Je considère donc que je suis une influenceuse loisir, ce qui me demande quand même énormément de boulot. Je monétise quelques partenariats, surtout depuis que j’ai décidé de quitter mon emploi en décembre 2020. Mais pas trop, j’aime que mon contenu reste libre, peu sponsorisé et surtout me sentir libre de pouvoir faire ce que je veux, quand je veux. Insta et le blog ont toujours été des territoires d’expression, mes espaces où je pouvais faire ce que je voulais, et les rendre trop “professionnels” risqueraient de m’ôter ce plaisir. 

Le plaisir…en 4ans j’ai aussi vu l’influence changer. D’influenceurs pour la plupart passionnés par leur sujet, j’ai vu fleurir des comptes qui n’étaient intéressés que par une seule chose : les cadeaux, les voyages etc. Je ne compte plus le nombre de messages “ moi aussi je veux devenir influenceuse-r pour recevoir des produits gratuits, tu peux m’expliquer comment faire”. Soupir. Ce sont effectivement de gros avantages et jamais ne cracherais dans la soupe, mais franchement si la seule motivation est de pouvoir chopper une paire de baskets gratos je conseille plutôt de faire du baby-sitting : c’est plus rentable au temps passé.

Car oui, ça prend du temps. Créer du contenu, le diffuser, répondre aux messages en commentaires et surtout aux messages en privés ( des dizaines, parfois des centaines selon les jours ). Répondre aux mails de marques qui ne prennent parfois pas du tout la peine de se renseigner sur qui tu es, ton contenu, tes valeurs et ne voient en toi qu’un panneau publicitaire.

L’influence sur insta a beaucoup évoluée. J’apprécie de moins en moins que l’on me mette la même étiquette que des stars de la téléréalité qui sont certes suivies par des millions de personnes (est-ce un gage de qualité) mais prennent leur communauté pour des portemonnaies et n’hésitent pas à leur vendre tout et surtout n’importe quoi.

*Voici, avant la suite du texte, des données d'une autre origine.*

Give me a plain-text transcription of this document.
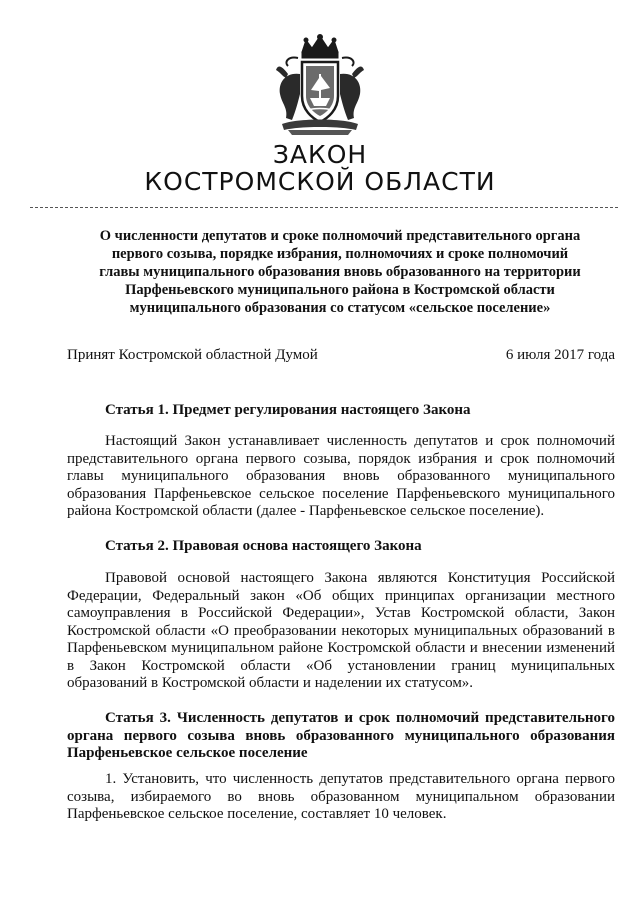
ЗАКОН
КОСТРОМСКОЙ ОБЛАСТИ
О численности депутатов и сроке полномочий представительного органа
первого созыва, порядке избрания, полномочиях и сроке полномочий
главы муниципального образования вновь образованного на территории
Парфеньевского муниципального района в Костромской области
муниципального образования со статусом «сельское поселение»
Принят Костромской областной Думой	6 июля 2017 года
Статья 1. Предмет регулирования настоящего Закона
Настоящий Закон устанавливает численность депутатов и срок полномочий представительного органа первого созыва, порядок избрания и срок полномочий главы муниципального образования вновь образованного муниципального образования Парфеньевское сельское поселение Парфеньевского муниципального района Костромской области (далее - Парфеньевское сельское поселение).
Статья 2. Правовая основа настоящего Закона
Правовой основой настоящего Закона являются Конституция Российской Федерации, Федеральный закон «Об общих принципах организации местного самоуправления в Российской Федерации», Устав Костромской области, Закон Костромской области «О преобразовании некоторых муниципальных образований в Парфеньевском муниципальном районе Костромской области и внесении изменений в Закон Костромской области «Об установлении границ муниципальных образований в Костромской области и наделении их статусом».
Статья 3. Численность депутатов и срок полномочий представительного органа первого созыва вновь образованного муниципального образования Парфеньевское сельское поселение
1. Установить, что численность депутатов представительного органа первого созыва, избираемого во вновь образованном муниципальном образовании Парфеньевское сельское поселение, составляет 10 человек.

Bref je prends toujours beaucoup de plaisir à partager, écrire, échanger, inspirer mais je ne suis pas toujours très à l’aise avec la manière dont l’influence a évolué, petit à petit.

De 2017 à 2021, ça déménage !

En 4 ans, j’ai énormément évolué. Je suis partie sur le chemin de Compostelle. Puis j’ai planté Paris pour vivre à Annecy. Je me suis prise de passion pour les sports outdoor et ai troqué mes dossards marathon pour des trails saucisson. 

Mon mode de vie et de valeurs ont aussi changé. J’ai pris conscience de notre impact environnemental et de l’urgence climatique. J’ai aussi compris que pour être enfin alignée avec moi-même, bien dans ma vie et dans mes baskets…il allait justement falloir que je réfléchisse à 360 degrés. Ce que j’appelle le “bien-être au naturel” est un apprentissage qui me guide au quotidien, autant dans ma pratique sportive que dans ma manière de consommer (imparfaite), de me soigner, de meubler notre maison… 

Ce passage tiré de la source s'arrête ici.